When Peter returned to Jesus, Jesus accepted him with open arms, for when Jesus suffered and died on the cross, it was for sinners like Peter and everyone else under Satan’s attack. All of Peter’s spiraling doubts, self-loathing, and despair, those tendrils of Satan’s influence, found their match in the forgiveness of Peter’s sin. Thereafter, the sifting that Satan had done turned into a blessing. In retrospect, it showed Peter the difference between the chaff and the wheat in his own character.

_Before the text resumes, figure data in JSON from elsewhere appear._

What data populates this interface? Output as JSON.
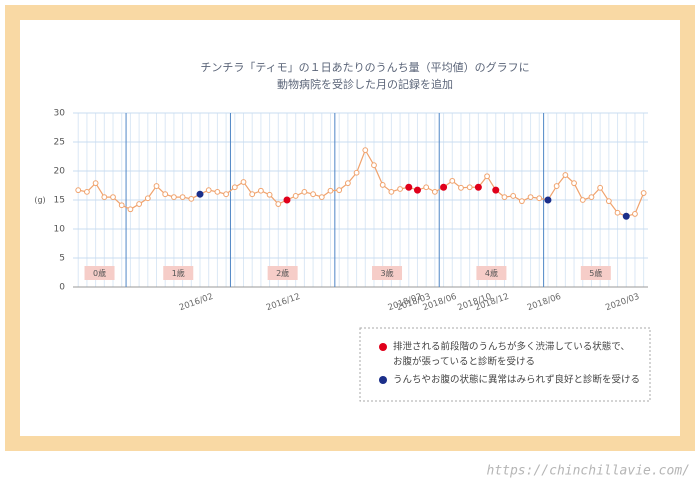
{
  "chart_data": {
    "type": "line",
    "title_lines": [
      "チンチラ「ティモ」の１日あたりのうんち量（平均値）のグラフに",
      "動物病院を受診した月の記録を追加"
    ],
    "y_label": "(g)",
    "categories": [
      null,
      null,
      null,
      null,
      null,
      null,
      null,
      null,
      null,
      null,
      null,
      null,
      null,
      null,
      null,
      "2016/02",
      null,
      null,
      null,
      null,
      null,
      null,
      null,
      null,
      null,
      "2016/12",
      null,
      null,
      null,
      null,
      null,
      null,
      null,
      null,
      null,
      null,
      null,
      null,
      null,
      "2018/02",
      "2018/03",
      null,
      null,
      "2018/06",
      null,
      null,
      null,
      "2018/10",
      null,
      "2018/12",
      null,
      null,
      null,
      null,
      null,
      "2018/06",
      null,
      null,
      null,
      null,
      null,
      null,
      null,
      null,
      "2020/03",
      null
    ],
    "series": [
      {
        "color": "#f0a36e",
        "values": [
          16.7,
          16.4,
          17.9,
          15.5,
          15.5,
          14.1,
          13.4,
          14.3,
          15.3,
          17.4,
          16,
          15.5,
          15.5,
          15.2,
          16,
          16.7,
          16.4,
          16,
          17.2,
          18.1,
          16,
          16.6,
          15.9,
          14.3,
          15,
          15.7,
          16.4,
          16,
          15.5,
          16.6,
          16.7,
          17.9,
          19.7,
          23.6,
          21,
          17.6,
          16.4,
          16.9,
          17.2,
          16.7,
          17.2,
          16.4,
          17.2,
          18.3,
          17.1,
          17.2,
          17.2,
          19.1,
          16.7,
          15.5,
          15.7,
          14.8,
          15.5,
          15.3,
          15,
          17.4,
          19.3,
          17.9,
          15,
          15.5,
          17.1,
          14.8,
          12.8,
          12.2,
          12.6,
          16.2
        ],
        "marker_colors": [
          "#ffffff",
          "#ffffff",
          "#ffffff",
          "#ffffff",
          "#ffffff",
          "#ffffff",
          "#ffffff",
          "#ffffff",
          "#ffffff",
          "#ffffff",
          "#ffffff",
          "#ffffff",
          "#ffffff",
          "#ffffff",
          "#1b2f8a",
          "#ffffff",
          "#ffffff",
          "#ffffff",
          "#ffffff",
          "#ffffff",
          "#ffffff",
          "#ffffff",
          "#ffffff",
          "#ffffff",
          "#e0001b",
          "#ffffff",
          "#ffffff",
          "#ffffff",
          "#ffffff",
          "#ffffff",
          "#ffffff",
          "#ffffff",
          "#ffffff",
          "#ffffff",
          "#ffffff",
          "#ffffff",
          "#ffffff",
          "#ffffff",
          "#e0001b",
          "#e0001b",
          "#ffffff",
          "#ffffff",
          "#e0001b",
          "#ffffff",
          "#ffffff",
          "#ffffff",
          "#e0001b",
          "#ffffff",
          "#e0001b",
          "#ffffff",
          "#ffffff",
          "#ffffff",
          "#ffffff",
          "#ffffff",
          "#1b2f8a",
          "#ffffff",
          "#ffffff",
          "#ffffff",
          "#ffffff",
          "#ffffff",
          "#ffffff",
          "#ffffff",
          "#ffffff",
          "#1b2f8a",
          "#ffffff",
          "#ffffff"
        ]
      }
    ],
    "xlim": [
      -0.6,
      65.5
    ],
    "ylim": [
      0,
      30
    ],
    "yticks": [
      0,
      5,
      10,
      15,
      20,
      25,
      30
    ],
    "grid": true,
    "divider_color": "#4f86c6",
    "age_bands": [
      {
        "label": "0歳",
        "from": 0,
        "to": 5
      },
      {
        "label": "1歳",
        "from": 6,
        "to": 17
      },
      {
        "label": "2歳",
        "from": 18,
        "to": 29
      },
      {
        "label": "3歳",
        "from": 30,
        "to": 41
      },
      {
        "label": "4歳",
        "from": 42,
        "to": 53
      },
      {
        "label": "5歳",
        "from": 54,
        "to": 65
      }
    ],
    "legend": [
      {
        "color": "#e0001b",
        "lines": [
          "排泄される前段階のうんちが多く渋滞している状態で、",
          "お腹が張っていると診断を受ける"
        ]
      },
      {
        "color": "#1b2f8a",
        "lines": [
          "うんちやお腹の状態に異常はみられず良好と診断を受ける"
        ]
      }
    ]
  },
  "watermark": "https://chinchillavie.com/"
}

Those today who suffer the sifting of the enemy in the form of mental illness can take comfort in the fact that it’s limited by our gracious Lord, who has also prayed for us. The time of sifting will end, and God will somehow show it to be a blessing. Until then, all facets of the disease should be addressed, whether material or spiritual. Material treatments are provided through medical doctors and psychological counselors. Modification to behavior, environs, and habit help to limit negative influences and encourage positive ones. It’s important to recognize and remember the spiritual dimension in all of this, because the root problem is our sin coupled with the enemy’s attacks. The only possible solution for such a problem took place on a cross, and there are only three ways that God has promised to deliver its benefits: his word of forgiveness, holy baptism, and the sacrament of the altar. Any treatment strategy that ignores that dimension of the problem is hamstrung from the start.

[1]: Luther, M. (1999). Luther’s works, vol. 30: The Catholic Epistles. (J. J. Pelikan, H. C. Oswald, & H. T. Lehmann, Eds.) (Vol. 30, p. 258). Saint Louis: Concordia Publishing House.

[2]: Luther, M. (1999). Luther’s works, vol. 30: The Catholic Epistles. (J. J. Pelikan, H. C. Oswald, & H. T. Lehmann, Eds.) (Vol. 30, p. 126). Saint Louis: Concordia Publishing House.